The Eden Alternative outlines domains of wellbeing necessary for us all. Do a quick check-in with yourself and see how you are doing in these domains, and then check-in with your loved one. Is there an unmet need in one or more of these domains that could be at the root of their personality change?
- Identity: Being well-known, having personhood, individuality, having a history.
- Growth: Development, enrichment, expanding, evolving.
- Autonomy: Liberty, self-determination, choice, freedom.
- Security: Freedom from doubt, anxiety, or fear, safety, privacy, dignity, respect.
- Connectedness: belonging, engaged, involved, connected to time, place, and nature.
- Meaning: Significance, heart, hope, value, purpose, sacredness.
- Joy: Happiness, pleasure, delight, contentment, enjoyment.

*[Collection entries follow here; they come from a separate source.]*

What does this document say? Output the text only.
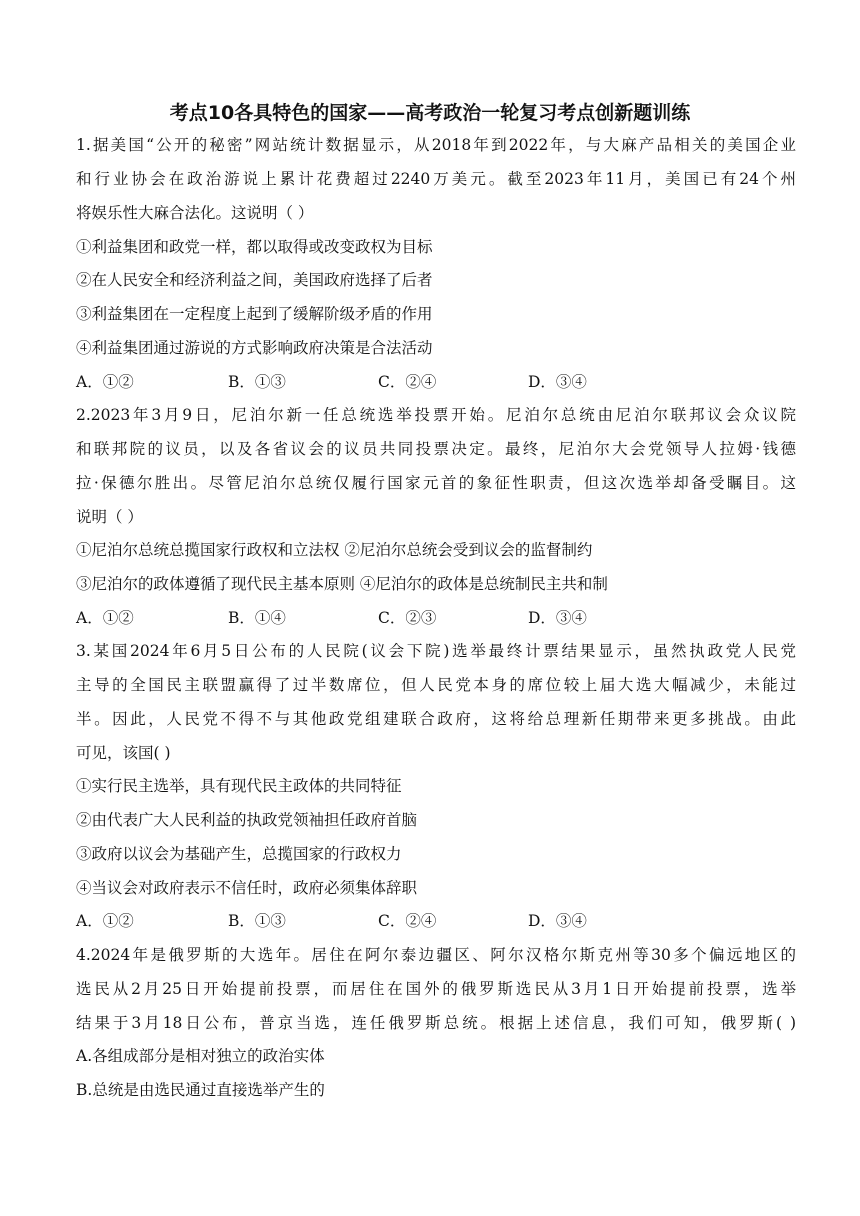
考点10各具特色的国家——高考政治一轮复习考点创新题训练
1.据美国“公开的秘密”网站统计数据显示，从2018年到2022年，与大麻产品相关的美国企业
和行业协会在政治游说上累计花费超过2240万美元。截至2023年11月，美国已有24个州
将娱乐性大麻合法化。这说明（ ）
①利益集团和政党一样，都以取得或改变政权为目标
②在人民安全和经济利益之间，美国政府选择了后者
③利益集团在一定程度上起到了缓解阶级矛盾的作用
④利益集团通过游说的方式影响政府决策是合法活动
A．①②	B．①③	C．②④	D．③④
2.2023年3月9日，尼泊尔新一任总统选举投票开始。尼泊尔总统由尼泊尔联邦议会众议院
和联邦院的议员，以及各省议会的议员共同投票决定。最终，尼泊尔大会党领导人拉姆·钱德
拉·保德尔胜出。尽管尼泊尔总统仅履行国家元首的象征性职责，但这次选举却备受瞩目。这
说明（ ）
①尼泊尔总统总揽国家行政权和立法权 ②尼泊尔总统会受到议会的监督制约
③尼泊尔的政体遵循了现代民主基本原则 ④尼泊尔的政体是总统制民主共和制
A．①②	B．①④	C．②③	D．③④
3.某国2024年6月5日公布的人民院(议会下院)选举最终计票结果显示，虽然执政党人民党
主导的全国民主联盟赢得了过半数席位，但人民党本身的席位较上届大选大幅减少，未能过
半。因此，人民党不得不与其他政党组建联合政府，这将给总理新任期带来更多挑战。由此
可见，该国( )
①实行民主选举，具有现代民主政体的共同特征
②由代表广大人民利益的执政党领袖担任政府首脑
③政府以议会为基础产生，总揽国家的行政权力
④当议会对政府表示不信任时，政府必须集体辞职
A．①②	B．①③	C．②④	D．③④
4.2024年是俄罗斯的大选年。居住在阿尔泰边疆区、阿尔汉格尔斯克州等30多个偏远地区的
选民从2月25日开始提前投票，而居住在国外的俄罗斯选民从3月1日开始提前投票，选举
结果于3月18日公布，普京当选，连任俄罗斯总统。根据上述信息，我们可知，俄罗斯( )
A.各组成部分是相对独立的政治实体
B.总统是由选民通过直接选举产生的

Once you have uncovered the potential unmet needs, get creative about ways to meet those needs. For example, many people I worked with in long term care would become what would be labeled as ‘agitated’ or ‘aggressive.’ The solution was often that a daily ritual had been forgotten in the transition from living at home to a facility. Once this ritual was back in place the personality change shifted. This is where we start to see if the change in personality is trying to communicate an unmet need.
Check for a Trigger
The University of San Francisco’s Memory and Aging Center has an acronym for checking if something in the environment is triggering the change in personality and behavior, DICE:
- D: Describe what Happens.
- I: Investigate Possible Causes.
- C: Create a Plan.
- E: Evaluate the Plan.
Ask Yourself if the Change is Harmful
Once you have looked for communication of unmet needs and triggers, you will be left with dementia personality changes that are happening for an unknown reason. This is likely some combination of those addressed above.
Across the lifespan, it is distressing to see someone we love experience personality change. How many parents have lamented where their sweet child has gone when an angsty rebellious teen takes their place? This phenomenon is exacerbated in the context of dementia due to our lack of social stories and structures to hold these changes.

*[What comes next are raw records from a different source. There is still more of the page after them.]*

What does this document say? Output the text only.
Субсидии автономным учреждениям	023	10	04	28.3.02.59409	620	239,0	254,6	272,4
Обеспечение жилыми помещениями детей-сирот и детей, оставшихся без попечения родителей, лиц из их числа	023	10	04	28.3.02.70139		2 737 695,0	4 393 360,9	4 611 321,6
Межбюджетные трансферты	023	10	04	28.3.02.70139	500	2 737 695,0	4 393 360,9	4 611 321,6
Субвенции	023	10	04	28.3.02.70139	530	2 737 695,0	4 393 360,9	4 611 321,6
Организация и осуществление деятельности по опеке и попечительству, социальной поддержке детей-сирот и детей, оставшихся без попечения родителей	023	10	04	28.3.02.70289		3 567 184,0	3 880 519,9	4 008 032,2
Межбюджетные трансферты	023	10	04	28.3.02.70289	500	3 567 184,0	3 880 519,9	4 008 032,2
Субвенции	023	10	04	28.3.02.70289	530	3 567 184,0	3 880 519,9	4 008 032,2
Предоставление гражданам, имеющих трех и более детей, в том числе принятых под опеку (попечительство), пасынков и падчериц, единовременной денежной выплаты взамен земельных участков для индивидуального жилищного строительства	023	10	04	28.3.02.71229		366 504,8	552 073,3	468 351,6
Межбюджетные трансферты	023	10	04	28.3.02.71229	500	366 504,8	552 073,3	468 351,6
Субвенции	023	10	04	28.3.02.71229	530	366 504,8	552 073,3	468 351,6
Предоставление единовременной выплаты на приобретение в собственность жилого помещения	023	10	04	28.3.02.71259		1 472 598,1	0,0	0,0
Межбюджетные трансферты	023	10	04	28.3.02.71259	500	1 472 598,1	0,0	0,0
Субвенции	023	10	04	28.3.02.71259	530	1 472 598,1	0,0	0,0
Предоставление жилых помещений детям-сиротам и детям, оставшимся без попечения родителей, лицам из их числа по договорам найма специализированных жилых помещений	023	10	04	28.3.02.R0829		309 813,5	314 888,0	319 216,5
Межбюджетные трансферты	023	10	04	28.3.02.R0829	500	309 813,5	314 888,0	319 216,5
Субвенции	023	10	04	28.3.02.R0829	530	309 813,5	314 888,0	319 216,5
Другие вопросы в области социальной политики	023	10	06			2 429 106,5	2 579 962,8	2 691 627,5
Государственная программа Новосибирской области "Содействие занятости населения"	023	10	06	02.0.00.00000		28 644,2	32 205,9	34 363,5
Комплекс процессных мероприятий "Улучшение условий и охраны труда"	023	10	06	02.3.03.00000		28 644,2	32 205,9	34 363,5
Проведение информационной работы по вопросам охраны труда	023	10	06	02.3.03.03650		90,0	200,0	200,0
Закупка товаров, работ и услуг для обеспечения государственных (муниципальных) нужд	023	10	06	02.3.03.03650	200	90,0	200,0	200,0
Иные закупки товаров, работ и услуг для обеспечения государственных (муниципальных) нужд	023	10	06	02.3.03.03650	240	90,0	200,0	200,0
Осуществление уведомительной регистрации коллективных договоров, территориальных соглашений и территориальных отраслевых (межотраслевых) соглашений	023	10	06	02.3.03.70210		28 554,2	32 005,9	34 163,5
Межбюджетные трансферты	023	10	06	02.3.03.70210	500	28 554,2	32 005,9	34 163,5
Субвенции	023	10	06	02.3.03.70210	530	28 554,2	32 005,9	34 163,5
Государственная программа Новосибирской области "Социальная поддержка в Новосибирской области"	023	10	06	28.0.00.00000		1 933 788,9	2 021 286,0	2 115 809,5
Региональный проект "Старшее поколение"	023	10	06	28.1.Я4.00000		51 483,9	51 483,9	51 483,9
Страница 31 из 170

Acknowledge your feelings and be compassionate with yourself. It is hard to see someone we love change, especially if we do not like the change. Ask yourself if the change is harmful and hazardous to them or people around them. If the answer is no then the work is learning to love who is present, not who they used to be. For example, using Validation Theory with dementia when a delusion is harmless can be a good way to affirm your loved one’s reality.
If the answer is yes, then start to explore how you can support them to make the personality shifts less harmful. Are there changes that can be made to the environment or are their psychological or social services that can help?
Create a Support System
Surround yourself and your loved one with people to support you by:
- Holding onto and making friends who will treat you with kindness and acceptance.
- Getting professional help to reduce the stress of providing care.
- Checking out organizations such as Dementia Action Alliance and Dementia Friends to find support and make your community more dementia inclusive.
There is a push to add testing to look for these changes sooner and diagnose them. This new testing is looking for what is being called Mild Behavioral Impairment. The hope is to be able to detect dementia earlier.
This kind of testing, however, is a slippery slope into a future where we are not allowed to grow and change. And what of the heightened anxiety due to the massive stigma that comes with a diagnosis? The earlier we diagnose, the longer one has to live with the stigma and without a cure.